Spring has officially sprung. And I can’t think of a better way to spend a beautiful spring afternoon than being outside with my family. We have an awesome little park right down the street from our house that we love to visit. You can usually find us chasing Lyla around the playground but over the weekend, we switched it up and brought a kite along.
As it always seems to do, my “let’s save our money and do it ourselves” side came out in full force and I decided that I could make as good a kite as any store bought one.
You’ll have to keep reading to find out if it was a success. The suspense is killing you, I’m sure.
I started by rolling out a big piece of butcher paper for us to decorate. We used paint and markers to cover our paper with all sorts of “springy” things. While the paint dried, I went on the hunt for materials to build our structure. Ideally, I would have found two, nice lightweight wooden dowels but it turns out I don’t live at City Mill (weird, right?) so a few packets of chopsticks were selected for the job.
I used some washi tape to bind my chopsticks together in a large “T” formation and laid it on top of our butcher paper. Using the chopsticks as my guide, I cut around the shape leaving about 3 inches of paper on all sides which I then folded inwards and secured with more washi tape.
Once the kite was built, we took it outside to add the finishing touches. We poked holes in the bottom to add some fancy-schmancy streamer tails and then attached a roll of baker’s twine to the middle of the kite.
At this point it was looking pretty legit so we headed to the park to give it a test drive.

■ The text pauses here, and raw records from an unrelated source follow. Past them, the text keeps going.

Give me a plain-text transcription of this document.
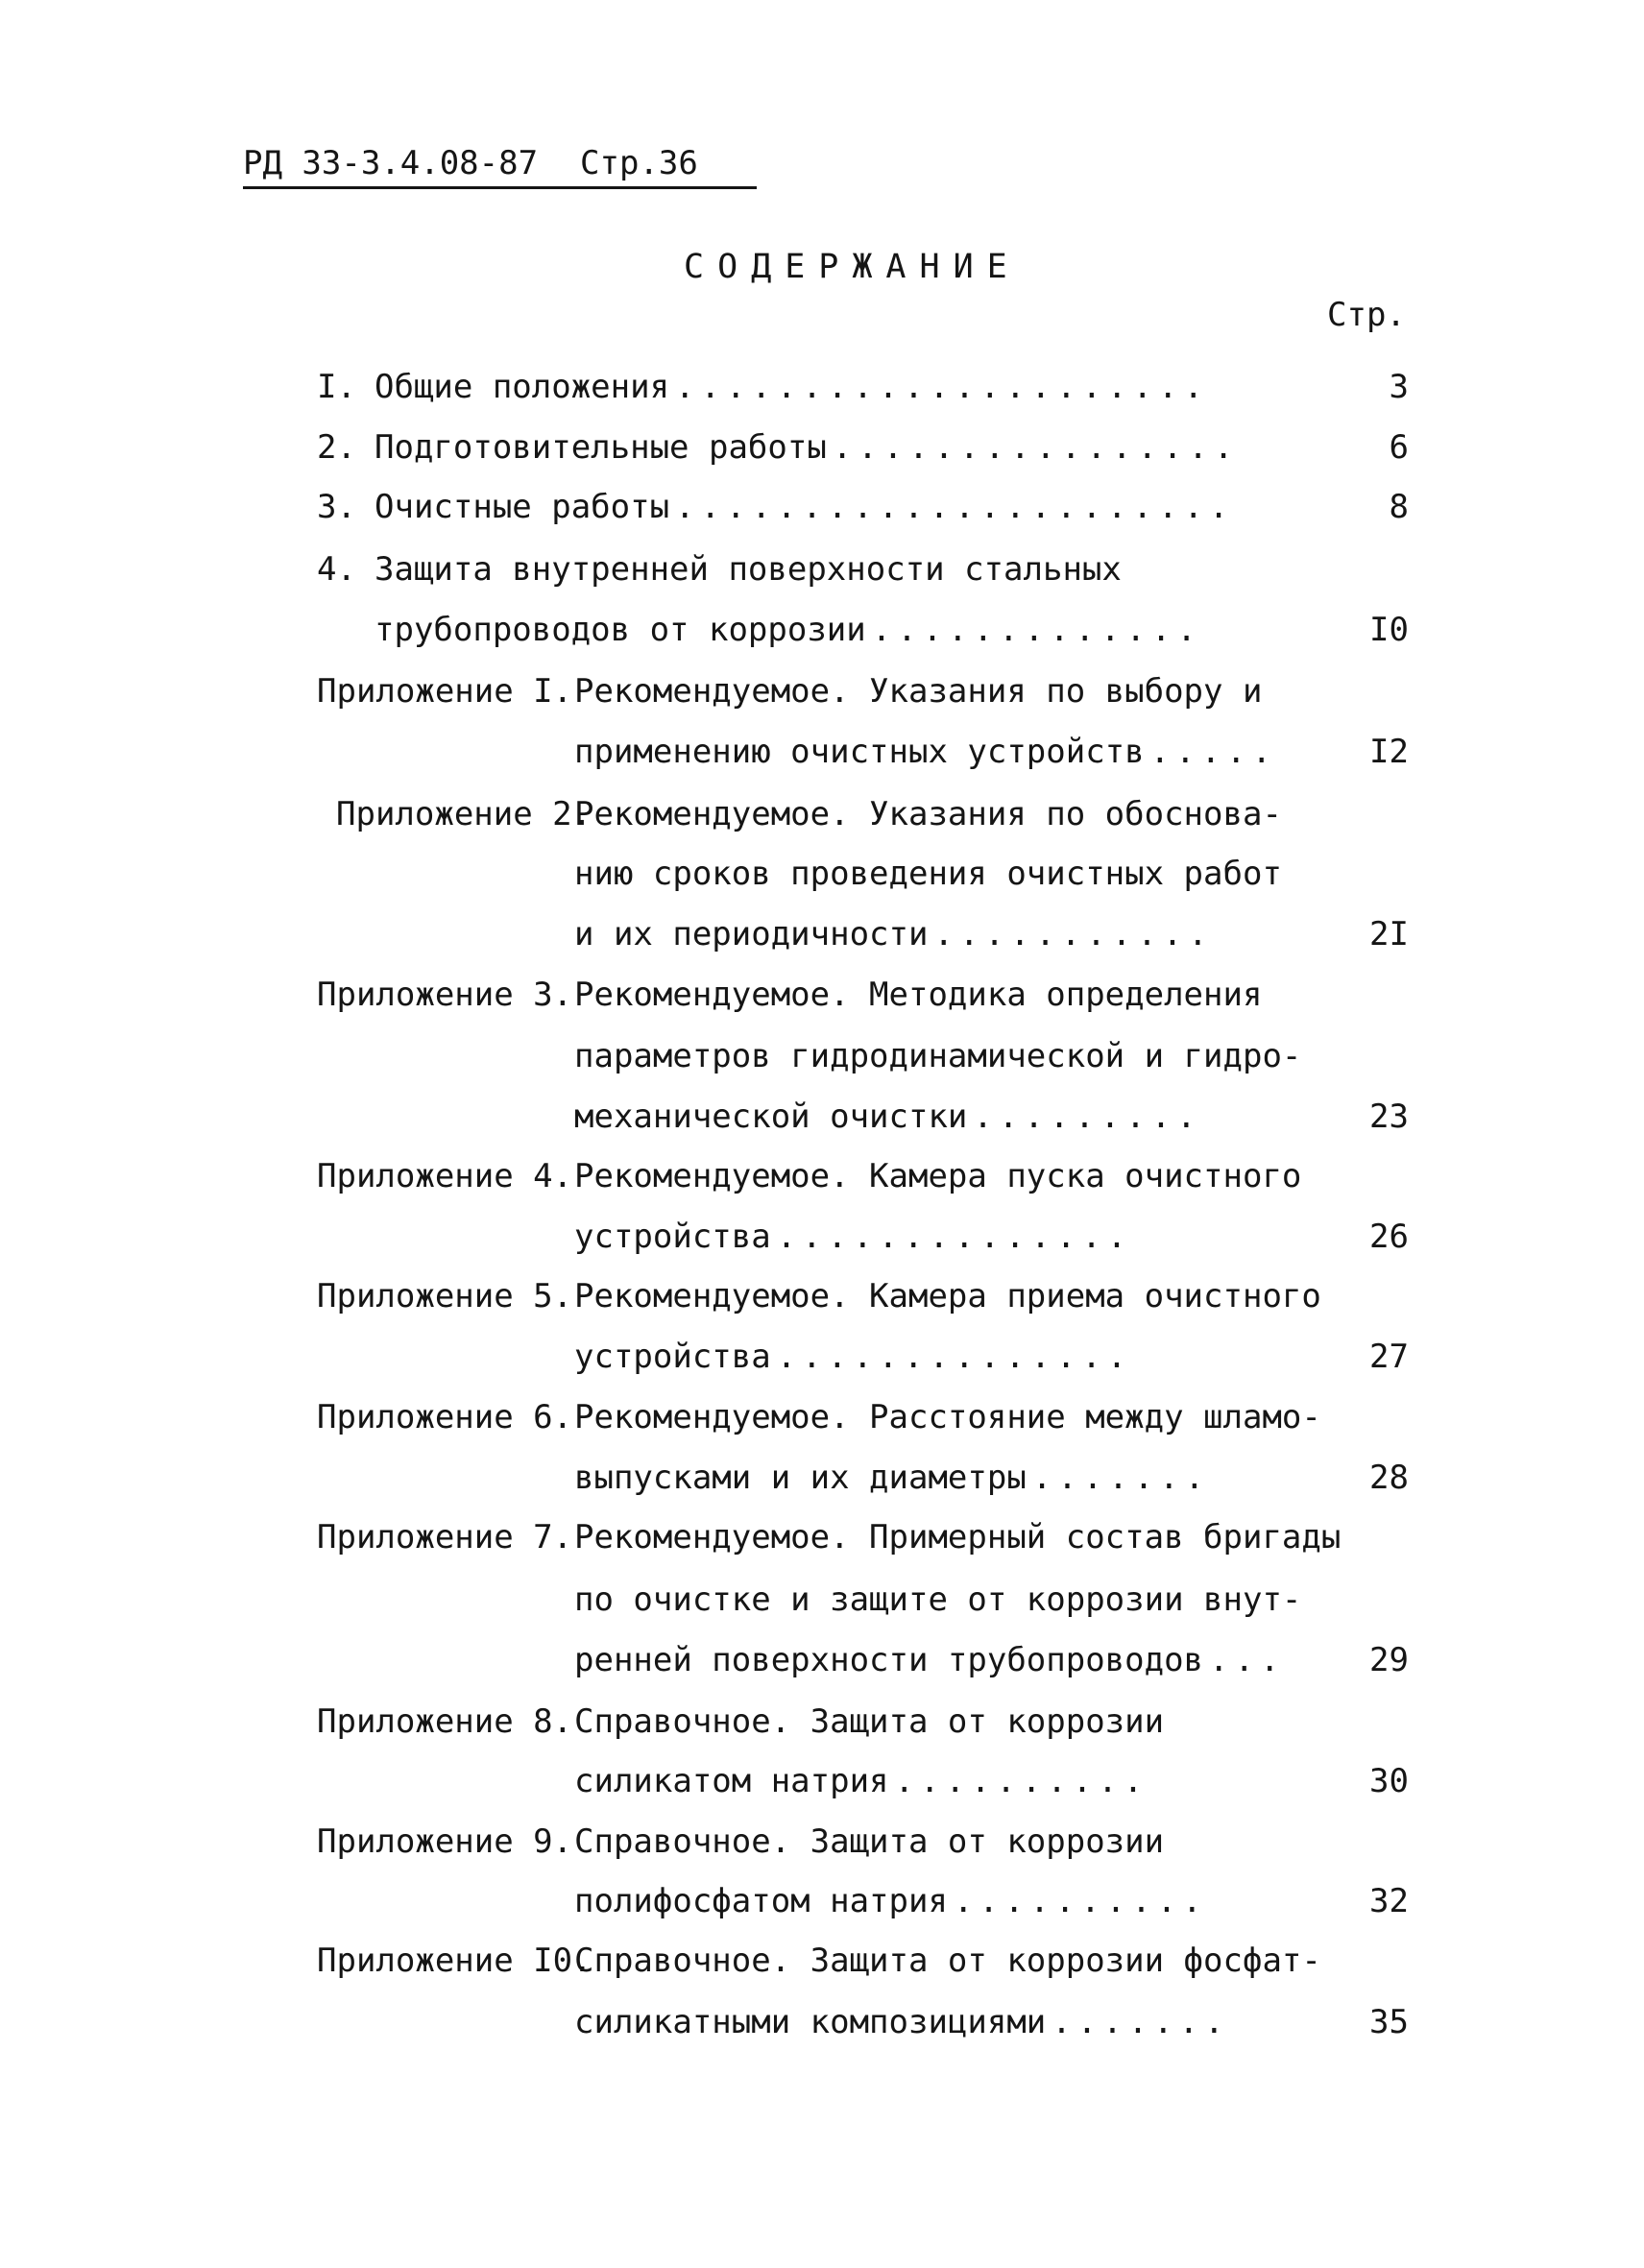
РД 33-3.4.08-87 Стр.36
СОДЕРЖАНИЕ
Стр.
I. Общие положения .....................	3
2. Подготовительные работы ................	6
3. Очистные работы ......................	8
4. Защита внутренней поверхности стальных
трубопроводов от коррозии .............	I0
Приложение I. Рекомендуемое. Указания по выбору и
применению очистных устройств .....	I2
Приложение 2.
Рекомендуемое. Указания по обоснова-
нию сроков проведения очистных работ
и их периодичности ...........	2I
Приложение 3. Рекомендуемое. Методика определения
параметров гидродинамической и гидро-
механической очистки .........	23
Приложение 4. Рекомендуемое. Камера пуска очистного
устройства ..............	26
Приложение 5. Рекомендуемое. Камера приема очистного
устройства ..............	27
Приложение 6. Рекомендуемое. Расстояние между шламо-
выпусками и их диаметры .......	28
Приложение 7. Рекомендуемое. Примерный состав бригады
по очистке и защите от коррозии внут-
ренней поверхности трубопроводов ...	29
Приложение 8. Справочное. Защита от коррозии
силикатом натрия ..........	30
Приложение 9. Справочное. Защита от коррозии
полифосфатом натрия ..........	32
Приложение I0.
Справочное. Защита от коррозии фосфат-
силикатными композициями .......	35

See the kite that second picture? Yea, that was as high as it ever got. I can’t even lie to you and blame it on a lack of wind because those palm trees in the background give me away. Right after this it crashed and
RIP my sweet little diy paper kite.
Lyla was so embarrassed.
I think that the biggest problem was the chopstick/washi tape combination. While the washi tape looked pretty, it was less than ideal for keeping a bunch of flimsy sticks together. Especially when said sticks are being thrown against the wind. Next time, I will use the wooden dowels that I was looking for in the first place. Or maybe just suck it up and buy a plastic kite at the drug store.
But it wasn’t a total fail. We found a tetherball set and Alex spent some time showing off his mad hops.
I love him.
What has been your biggest DIY blunder?